酸化チタンの基本情報・配合目的・安全性

酸化チタン

化粧品表示名 酸化チタン
医薬部外品表示名 酸化チタン、微粒子酸化チタン
部外品表示簡略名 酸化Ti、微粒子酸化Ti
慣用名 二酸化チタン
INCI名 Titanium Dioxide
配合目的 着色紫外線防御

1. 基本情報

1.1. 定義

以下の化学式で表されるチタン(元素記号:Ti)の酸化物(無機化合物:白色顔料)です[1]

酸化チタン

1.2. 物性・性状

酸化チタンは、結晶構造の違いによってアナタース(anatase)、ルチル(rutile)、ブルカイト(brookite)の3種類が存在しますが、顔料として工業的に用いられるものとしては、以下の図のように、

酸化チタンの結晶構造

ルチルとアナタースのみであり、ルチルはアナタースよりも結晶のユニット・セルの原子の配列が緻密で、この違いにより物性に差異があります[2]

酸化チタンの物性・性状は(∗1)(∗2)

∗1 極大吸収波長とは、人体に影響を及ぼす紫外線波長であるUVB-UVAの波長領域(290-400nm)の中で最も吸収する波長のことをいいます。

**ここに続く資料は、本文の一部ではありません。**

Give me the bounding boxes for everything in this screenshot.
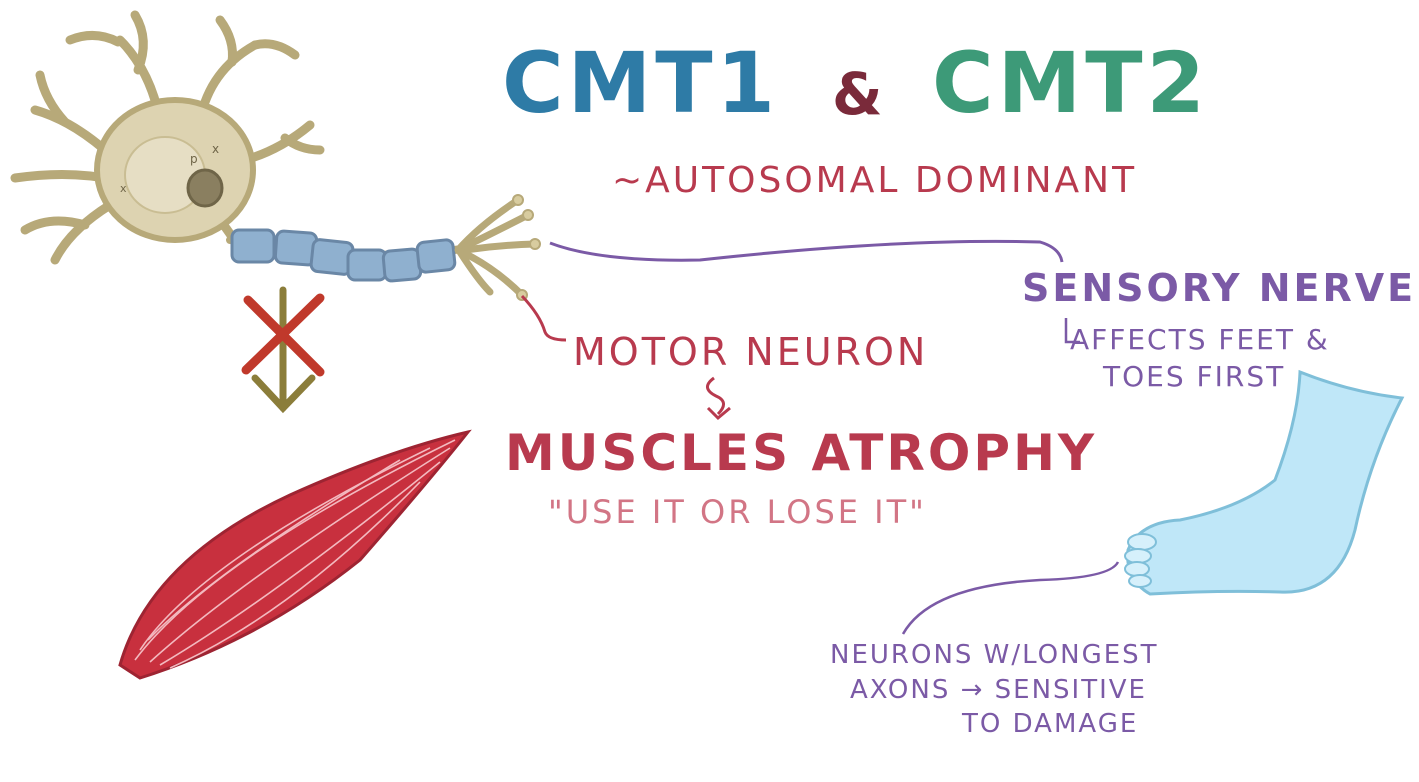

∗2 屈折とは光の速度が変化して進行方向が変わる現象のことで、屈折率は「空気中の光の伝播速度/物質中の光の伝播速度」で表されます。光の伝播速度は物質により異なり、また同一の物質でも波長により異なるため屈折率も異なります(屈折率の例としては1.33、エタノールは1.36、無機粉体で紫外線散乱剤として使用されている酸化亜鉛は2.02)。

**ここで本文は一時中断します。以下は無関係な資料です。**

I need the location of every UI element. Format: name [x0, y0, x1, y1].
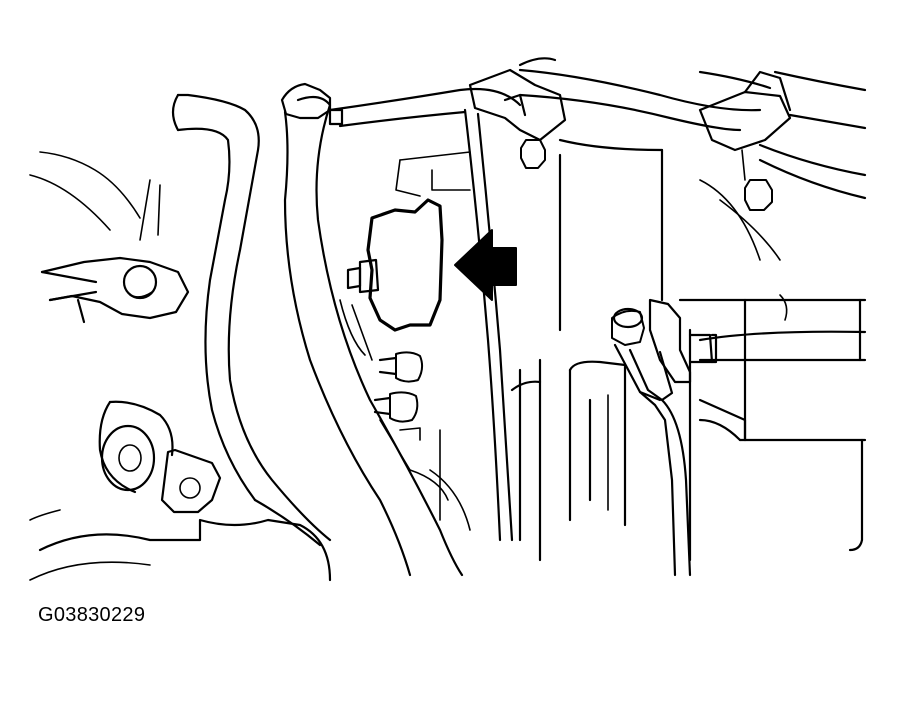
lower-contours	[339, 299, 471, 531]
knock-sensor-cable	[611, 298, 718, 577]
vacuum-hose	[280, 82, 464, 577]
figure-id-label: G03830229	[38, 604, 146, 626]
left-engine-structure	[29, 151, 332, 582]
callout-arrow	[454, 229, 517, 301]
top-connectors	[468, 68, 792, 211]
solid-arrow-icon	[454, 229, 517, 301]
mount-bolts	[373, 351, 424, 441]
engine-line-illustration	[29, 57, 867, 582]
coolant-pipe-left	[171, 93, 332, 547]
upper-hoses	[328, 57, 867, 200]
sensor-component	[346, 198, 444, 332]
engine-block	[395, 108, 867, 562]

種類 状態 極大吸収波長(nm) 屈折率 相対隠蔽力
ルチル 白色
粉体
280-350
(UVB-UVA領域)
2.71 125
アナタース 2.52 100

このように報告されています[3][4a]

無機顔料における光学的性質の第一因子は屈折率であり、屈折率が大きいほど表面反射(紫外線遮断効果)が大きくなりますが、一方で隠蔽性も高くなります[5a]

隠蔽性が高いということは、言い換えれば透明性が低いということであり、酸化チタンの場合は使用時に肌に白く残る「白浮き」やきしみ感が生じる原因にもなるため、白さが必要ない場合は、酸化チタンを微粒子化(ナノ化)することにより透明性および使用感を高めた微粒子酸化チタン(ナノ化酸化チタン)が用いられています[5b]

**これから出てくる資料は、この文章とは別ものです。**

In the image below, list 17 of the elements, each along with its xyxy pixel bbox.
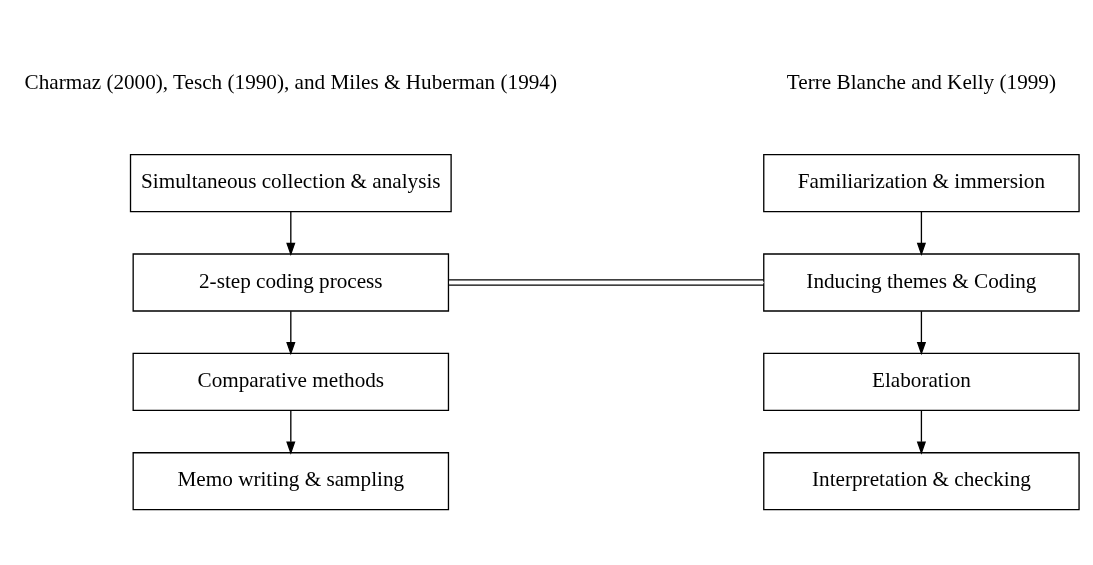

また、酸化チタンは光触媒活性を有しており、光を照射すると表面で強力な酸化力を発揮し、共存するオイルや有機色素を酸化分解して異臭や変色を引き起こしたり、皮膚表面に対する安全性を著しく損なうことから、化粧品に使用される場合は必ず水酸化Alシリカなどで表面を処理し、光触媒活性を抑えた上で配合されています[6a][7]

結晶型としては、ルチル型のほうが屈折率や紫外線吸収効果が高く、光触媒活性が低いなど利点があるものの、製造過程において1000℃近くの高い温度で焼成することか、合成時に酸化スズを添加することが必要なこともあり、実際的にはどちらも適宜選択に応じて使用されています(∗3)[6b]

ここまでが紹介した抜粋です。